Sure, but it may also be a comparison between grandma's apple pie and the apple pie from the supermarket. If you never looked at the ingredient list of the latter, you're bound to be surprised at what you're getting. If grandma hand picked her apples from the back yard, you may be unhappy to learn about the pesticides used for commercially grown apples.

> You have to rely on something in life, just like in an office building you can't realistically check the structure inside-out, or if you can, how can you make sure that the individual components are actually of the material they say they are?

In that case, there are building codes as well as checks to ensure they are followed. While it is possible for someone to ignore those codes, there is also a cost for doing so if you are caught. For the most part, the software industry doesn't have building codes. If something fails, software licenses are generally written to avoid accountability. About the only constraint is the negative response of the market, but even that can be managed to some degree.

If your standard is that third party code must be audited, you'll have quite a small selection of software to use. It's mostly all running on faith and reputation and counting on good intentions. (Like society generally!)
The specific issue described is a recent development. I'm a former Mozillian, and this is surprising to hear. In the pre-Rust days, this NPM-style fractal-of-dependencies approach wasn't a thing in Gecko/Firefox, and anyone naively insisting that this is just how things work in software development (and purportedly have to work) was someone who demonstrably didn't know what they were talking about. Looks like we've lost some of the "demonstrably" part.
I wasn't talking about Firefox specifically, I could have made that more explicit... But it's good to hear that Mozilla has good culture for this. If there is something you can say or link to about systematic third party code auditing at Mozilla, eg are results public, it would be interesting to hear. Or about how many vulnerabilities are discovered in code audits vs post-shipping security testing like fuzzing and other pentesting-y activities.

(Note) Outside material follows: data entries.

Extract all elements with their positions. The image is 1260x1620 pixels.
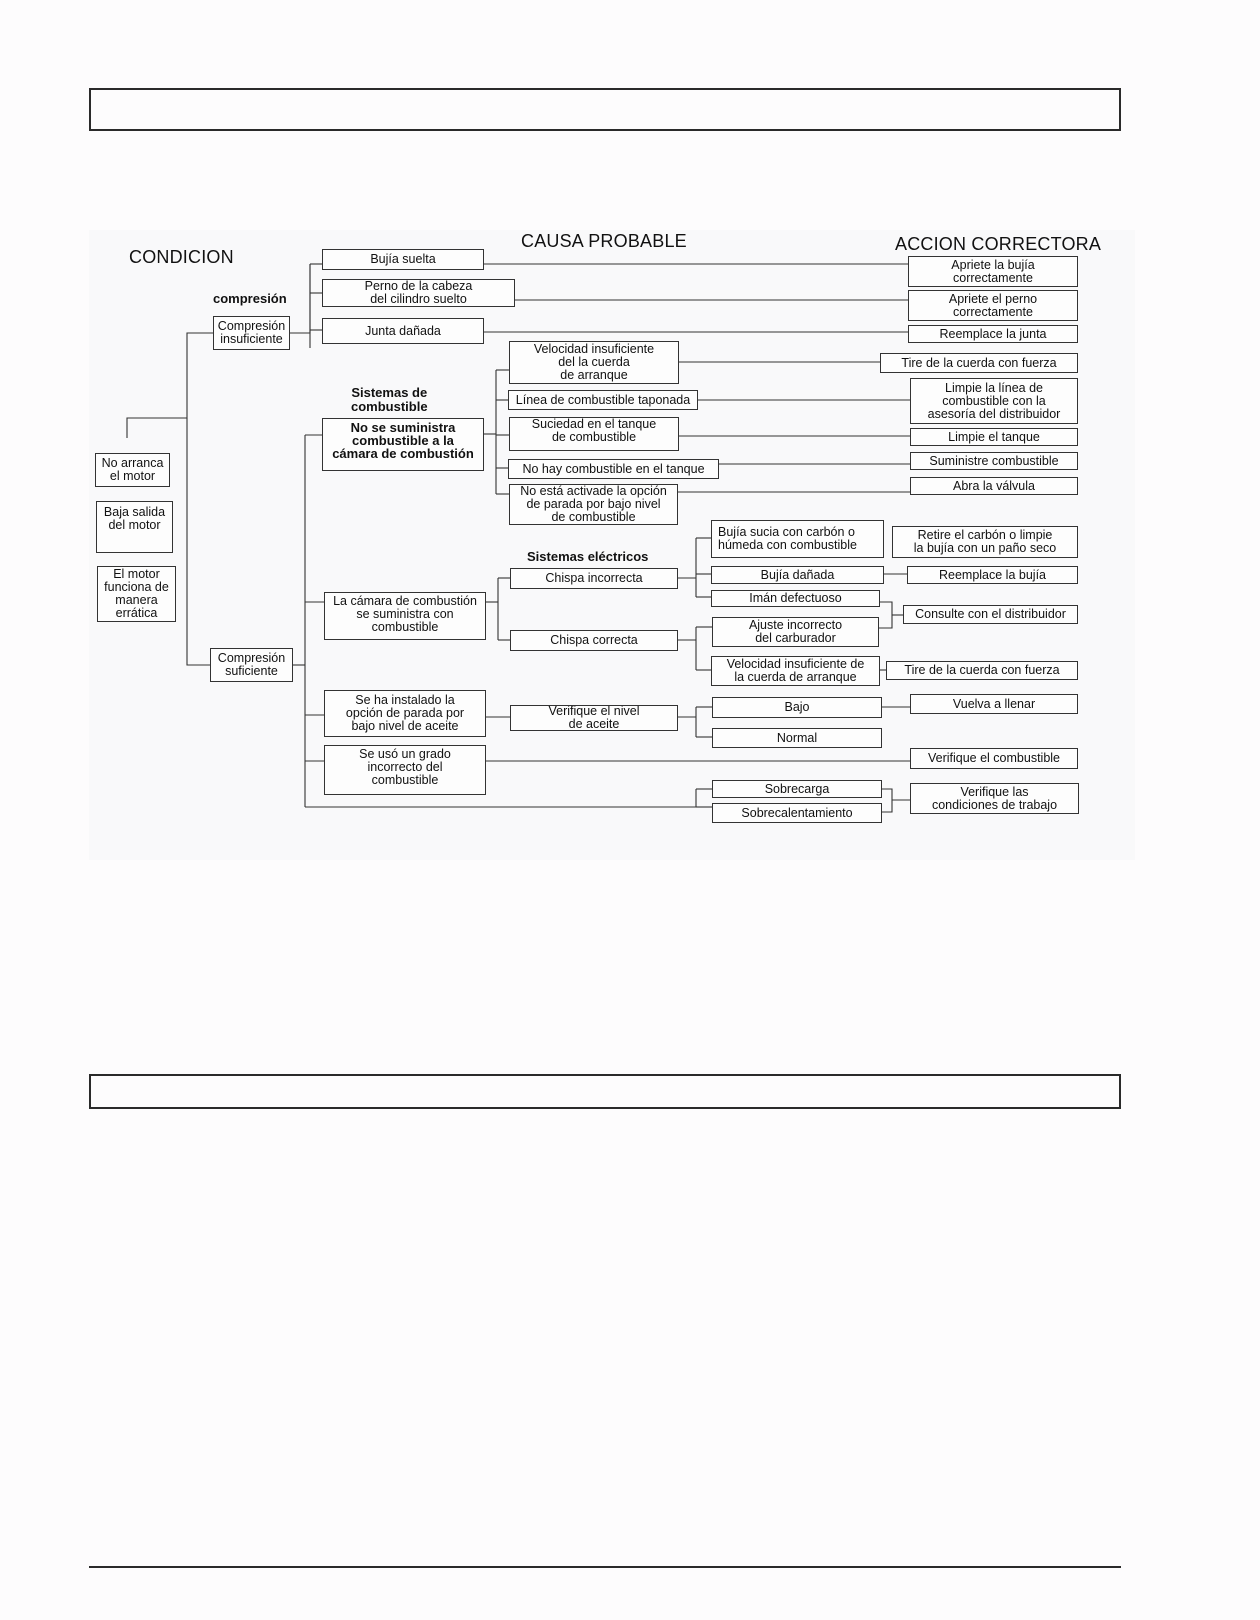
action-apriete-perno: Apriete el perno correctamente [908,290,1078,321]
cause-bujia-danada: Bujía dañada [711,566,884,584]
label-sistemas-electricos: Sistemas eléctricos [527,549,649,564]
cause-no-suministra-combustible: No se suministra combustible a la cámara de combustión [322,418,484,471]
cause-linea-taponada: Línea de combustible taponada [508,390,698,410]
action-suministre-combustible: Suministre combustible [910,452,1078,470]
cause-verifique-aceite: Verifique el nivel de aceite [510,705,678,731]
cause-chispa-correcta: Chispa correcta [510,630,678,651]
header-box-bottom [89,1074,1121,1109]
footer-rule [89,1566,1121,1568]
action-vuelva-llenar: Vuelva a llenar [910,694,1078,714]
cause-ajuste-carburador: Ajuste incorrecto del carburador [712,617,879,647]
cause-junta-danada: Junta dañada [322,318,484,344]
cause-bujia-suelta: Bujía suelta [322,249,484,270]
header-box-top [89,88,1121,131]
action-tire-cuerda: Tire de la cuerda con fuerza [880,353,1078,373]
action-reemplace-bujia: Reemplace la bujía [907,566,1078,584]
heading-accion-correctora: ACCION CORRECTORA [895,234,1102,254]
troubleshooting-diagram [89,230,1135,860]
action-abra-valvula: Abra la válvula [910,477,1078,495]
cause-no-hay-combustible: No hay combustible en el tanque [508,459,719,479]
label-compresion: compresión [213,291,287,306]
condition-no-arranca: No arranca el motor [95,453,170,487]
heading-causa-probable: CAUSA PROBABLE [521,231,687,251]
action-apriete-bujia: Apriete la bujía correctamente [908,256,1078,287]
action-consulte-distribuidor: Consulte con el distribuidor [903,605,1078,624]
action-limpie-linea: Limpie la línea de combustible con la asesoría del distribuidor [910,378,1078,424]
action-limpie-tanque: Limpie el tanque [910,428,1078,446]
cause-normal: Normal [712,728,882,748]
cause-camara-suministra: La cámara de combustión se suministra con combustible [324,592,486,640]
cause-perno-cabeza: Perno de la cabeza del cilindro suelto [322,279,515,307]
cause-grado-incorrecto: Se usó un grado incorrecto del combustible [324,745,486,795]
compresion-suficiente: Compresión suficiente [210,648,293,682]
cause-velocidad-cuerda: Velocidad insuficiente del la cuerda de arranque [509,341,679,384]
action-reemplace-junta: Reemplace la junta [908,325,1078,343]
cause-sobrecalentamiento: Sobrecalentamiento [712,803,882,823]
label-sistemas-combustible: Sistemas de combustible [351,385,428,414]
cause-velocidad-cuerda-2: Velocidad insuficiente de la cuerda de arranque [711,656,880,686]
condition-erratica: El motor funciona de manera errática [97,566,176,622]
cause-iman-defectuoso: Imán defectuoso [711,590,880,607]
cause-sobrecarga: Sobrecarga [712,780,882,798]
action-retire-carbon: Retire el carbón o limpie la bujía con un paño seco [892,526,1078,558]
action-verifique-condiciones: Verifique las condiciones de trabajo [910,783,1079,814]
cause-suciedad-tanque: Suciedad en el tanque de combustible [509,417,679,451]
condition-baja-salida: Baja salida del motor [96,501,173,553]
cause-opcion-aceite: Se ha instalado la opción de parada por bajo nivel de aceite [324,690,486,737]
heading-condicion: CONDICION [129,247,234,267]
cause-bujia-sucia: Bujía sucia con carbón o húmeda con combustible [711,520,884,558]
compresion-insuficiente: Compresión insuficiente [213,316,290,350]
cause-no-activada-opcion: No está activade la opción de parada por bajo nivel de combustible [509,484,678,525]
action-tire-cuerda-2: Tire de la cuerda con fuerza [886,661,1078,680]
action-verifique-combustible: Verifique el combustible [910,748,1078,769]
cause-chispa-incorrecta: Chispa incorrecta [510,568,678,589]
cause-bajo: Bajo [712,697,882,718]
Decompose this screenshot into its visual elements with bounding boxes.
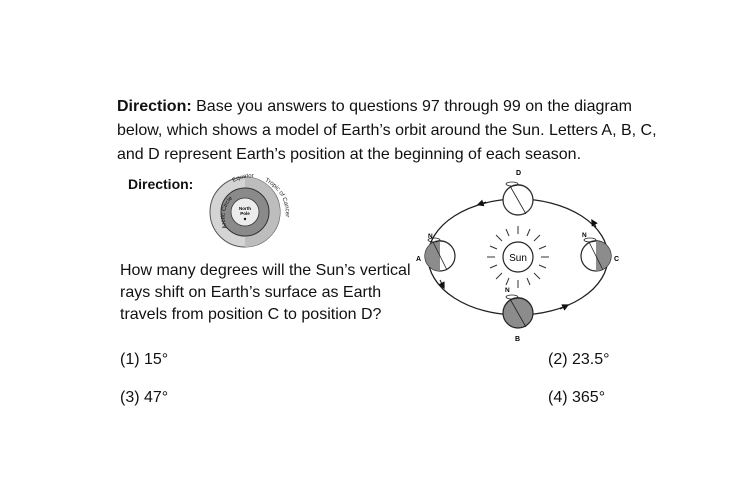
orbit-arrow-a-to-b [440,280,443,286]
equator-label: Equator [231,173,254,184]
answer-choice-3[interactable]: (3) 47° [120,389,169,406]
polar-view-diagram [200,170,300,248]
tropic-of-cancer-label: Tropic of Cancer [263,177,290,218]
earth-position-d [503,182,533,215]
inset-directions-label: Direction: [128,176,194,192]
earth-orbit-diagram [400,165,640,350]
north-label-b: N [505,287,510,294]
north-label-a: N [428,233,433,240]
answer-choice-2[interactable]: (2) 23.5° [548,351,610,368]
north-pole-dot [244,218,246,220]
position-label-d: D [516,170,522,177]
arctic-circle-label: Arctic Circle [220,195,235,230]
directions-paragraph [117,95,677,167]
sun-label: Sun [509,253,527,264]
question-text: How many degrees will the Sun’s vertical rays shift on Earth’s surface as Earth travels from position C to position D? [120,262,411,323]
position-label-b: B [515,336,521,343]
north-label-c: N [582,232,587,239]
north-pole-label-line2: Pole [240,211,250,216]
north-pole-label-line1: North [239,206,251,211]
directions-label: Direction: [117,98,192,115]
earth-position-b [503,295,533,328]
directions-text: Base you answers to questions 97 through 99 on the diagram below, which shows a model of Earth’s orbit around the Sun. Letters A, B, C, and D represent Earth’s position at the beginning of each season. [117,98,657,163]
earth-position-a [425,238,455,271]
position-label-c: C [614,256,620,263]
position-label-a: A [416,256,422,263]
answer-choice-1[interactable]: (1) 15° [120,351,169,368]
earth-position-c [581,238,611,271]
answer-choice-4[interactable]: (4) 365° [548,389,606,406]
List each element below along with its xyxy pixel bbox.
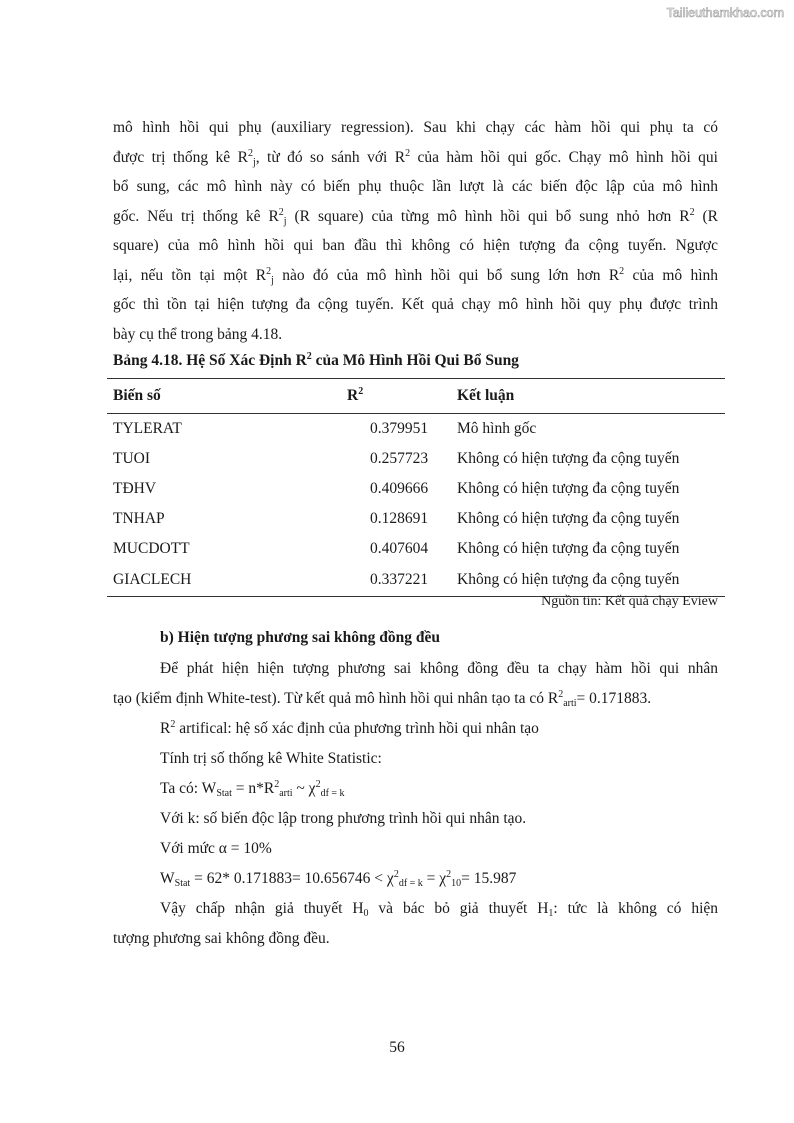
table-row [107, 504, 725, 534]
table-row [107, 474, 725, 504]
body-line: tạo (kiểm định White-test). Từ kết quả mô hình hồi qui nhân tạo ta có $R^2_{arti}= 0.171883$. [113, 689, 652, 709]
cell-conclusion: Không có hiện tượng đa cộng tuyến [457, 480, 680, 497]
header-variable: Biến số [107, 379, 347, 414]
body-line: $W_{Stat} = 62*$ $0.171883= 10.656746 < \chi^2_{df = k} = \chi^2_{10}= 15.987$ [160, 869, 517, 889]
intro-line: square) của mô hình hồi qui ban đầu thì không có hiện tượng đa cộng tuyến. Ngược [113, 237, 718, 254]
section-body [113, 654, 718, 954]
table-row [107, 534, 725, 564]
cell-conclusion: Không có hiện tượng đa cộng tuyến [451, 564, 725, 597]
cell-r-squared: 0.407604 [369, 540, 429, 557]
cell-conclusion: Không có hiện tượng đa cộng tuyến [457, 450, 680, 467]
body-line: Với mức α = 10% [160, 840, 272, 857]
table-source: Nguồn tin: Kết quả chạy Eview [541, 594, 718, 609]
cell-r-squared: 0.128691 [369, 510, 429, 527]
table-row [107, 414, 725, 445]
cell-r-squared: 0.337221 [347, 564, 451, 597]
watermark: Tailieuthamkhao.com [666, 6, 784, 20]
intro-line: bày cụ thể trong bảng 4.18. [113, 325, 283, 343]
cell-r-squared: 0.257723 [369, 450, 429, 467]
cell-variable: TUOI [113, 450, 151, 467]
cell-variable: TĐHV [113, 480, 157, 497]
cell-variable: TYLERAT [113, 420, 182, 437]
body-line: Ta có: $W_{Stat} = n*R^2_{arti}$ ~ $\chi^2_{df = k}$ [160, 779, 345, 799]
cell-r-squared: 0.409666 [369, 480, 429, 497]
body-line: Vậy chấp nhận giả thuyết $H_0$ và bác bỏ giả thuyết $H_1$: tức là không có hiện [160, 900, 718, 919]
header-conclusion: Kết luận [451, 379, 725, 414]
intro-paragraph [113, 113, 718, 349]
cell-conclusion: Không có hiện tượng đa cộng tuyến [457, 540, 680, 557]
cell-conclusion: Không có hiện tượng đa cộng tuyến [457, 510, 680, 527]
header-r-squared: $R^2$ [347, 379, 451, 414]
r-squared-table [107, 378, 725, 597]
intro-line: mô hình hồi qui phụ (auxiliary regression). Sau khi chạy các hàm hồi qui phụ ta có [113, 119, 718, 136]
body-line: Với k: số biến độc lập trong phương trình hồi qui nhân tạo. [160, 810, 527, 827]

(Of course good control of versions is still a worthy goal for many situations even if you don't do this)

It's quite likely that this is an accurate desctiption of much development generally, and that Mozilla are simply more transparent about the situation than most vendors.

Though Google's deep pockets for security work do likely convey advantage.

It’s the current state of development as a whole. I assume most browsers and operating systems do this.
That is not the case.

In fact, Firefox itself did not do this until recent years.

It is true that modern JS development often works that way (as does Rust and some others), but it is not the norm in all ecosystems, and definitely wasn't in browsers.

I very much doubt that Firefox and most other internal software didn't do this until recent years though usually in a more ad-hoc manner, i.e. "oh look, that code does what I want ... but eh .. how can I add that as dependency, far too much work, let's copy it into our tree", which gives you all the downsides of the current state without any of the upsides.
I can tell you as a former Firefox developer that that was not the case. Yes, Firefox has some dependencies copied into the tree, but deciding to do it, and the process afterwards (including updating), were very careful and slow.

Of course there may have been exceptions I am not aware of, and developers are humans that can make mistakes, but that is the overall culture I experienced. It is fundamentally different to the JS/Rust/etc. ecosystem models.

> Wow. This makes me feel like I have to stop using Firefox.

I already had that urge in a powerful way after the last ESR update filled my browser with seemingly impossible to remove Bing and Google search hooks, among other obnoxious commercial b.s. I specifically use Firefox to not have shoved in my face at the browser internals level.

I'd probably be using Epiphany/GNOME Web full-time if it provided a noscript analog.